It's encouraging to see that some legislators are giving serious consideration to a constitutional amendment that would protect permanent fund dividends and open the way for using a portion of fund earnings for state expenses.
Rep. Mike Hawker, an Anchorage Republican and co-chairman of the House Ways and Means Committee, told the Anchorage Chamber of Commerce on Monday that the time is ripe for such a change.
It is indeed, since the change could now be phased in with minimal impact on individual dividend checks. At the same time it would put the permanent fund back on track for its original purpose funding the future cost of state government. The change could be accomplished by adopting a recommendation of the permanent fund board to use 5 percent of the total market value of the fund as earnings available for state use.

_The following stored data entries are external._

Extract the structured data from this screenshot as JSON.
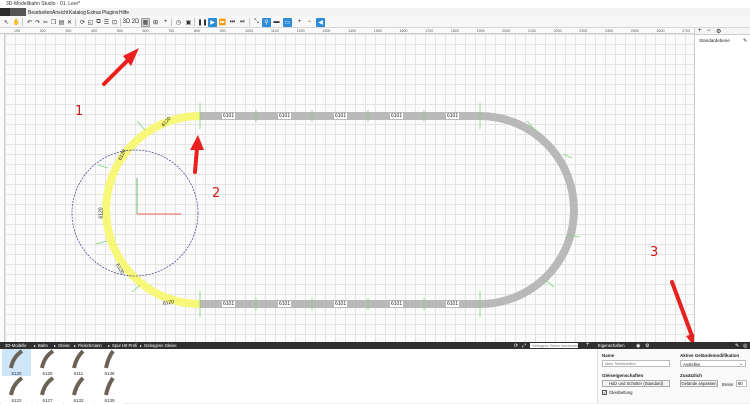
{
  "window": {
    "title": "3D-Modellbahn Studio - 01. Leer*"
  },
  "menu": {
    "items": [
      "Bearbeiten",
      "Ansicht",
      "Katalog",
      "Extras",
      "Plugins",
      "Hilfe"
    ]
  },
  "ruler": {
    "ticks": [
      "100",
      "200",
      "300",
      "400",
      "500",
      "600",
      "700",
      "800",
      "900",
      "1000",
      "1100",
      "1200",
      "1300",
      "1400",
      "1500",
      "1600",
      "1700",
      "1800",
      "1900",
      "2000",
      "2100",
      "2200",
      "2300",
      "2400",
      "2500",
      "2600",
      "2700"
    ]
  },
  "toolbar": {
    "btn_3d": "3D",
    "btn_2d": "2D"
  },
  "layers": {
    "item": "Standardebene"
  },
  "tracks": {
    "straight_top": [
      "6101",
      "6101",
      "6101",
      "6101",
      "6101"
    ],
    "straight_bottom": [
      "6101",
      "6101",
      "6101",
      "6101",
      "6101"
    ],
    "curve_label": "6120"
  },
  "bottom": {
    "breadcrumb": [
      "3D-Modelle",
      "Bahn",
      "Gleise",
      "Fleischmann",
      "Spur H0 Profi",
      "Gebogene Gleise"
    ],
    "search_placeholder": "Gebogene Gleise durchsuchen",
    "properties_tab": "Eigenschaften",
    "catalog": [
      "6120",
      "6125",
      "6111",
      "6138",
      "6122",
      "6127",
      "6133",
      "6139"
    ],
    "name_label": "Name",
    "name_placeholder": "Mein Teilstücktiion",
    "glue_label": "Gleiseigenschaften",
    "glue_button": "Holz und Schotter (Standard)",
    "glue_check": "Gleisbettung",
    "active_label": "Aktive Geländemodifikation",
    "active_value": "Anstellen",
    "extra_label": "Zusätzlich",
    "terrain_button": "Gelände anpassen",
    "width_label": "Breite:",
    "width_value": "60"
  },
  "annotations": {
    "n1": "1",
    "n2": "2",
    "n3": "3"
  },
  "colors": {
    "accent": "#2e8bd6",
    "track": "#b9b9b9",
    "selected_track": "#f7f779",
    "arrow": "#e8201e"
  }
}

If the amendment were passed in the next legislative session and adopted in the 2004 statewide election, it could presumably become effective in 2005. And if half of that 5 percent were used for individual dividend checks and half for state expenses, the 2005 checks would be slightly larger than the $1,010 expected that year under the existing formula.
And perhaps more importantly, the change would free up about $625 million for state expenses. That would put a serious dent in the state's fiscal gap, making the balance more manageable with revenues from economic growth and reduced spending.
Critics of the plan maintain that the public would not accept such a change since dividend checks would otherwise be larger in the future. But unless a portion of earnings are used to fund essential government services, the public will almost certainly be facing an income tax or statewide sales tax.
Such taxes would almost certainly be more painful than phasing in the percent of market value approach at a time when dividends will be about the same as they would under the old system.
Paying larger dividend checks and then taxing them back and more would be a transfer of wealth that would convert the dividend program into a socialist form of welfare.
The Alaska Permanent Fund is a public asset. It is well-managed and wisely invested to produce a consistent return and continuing growth.
Making the change advanced by Hawker and others would enable the state to keep large dividend checks flowing while using a portion of earnings to pay the legitimate cost of state government.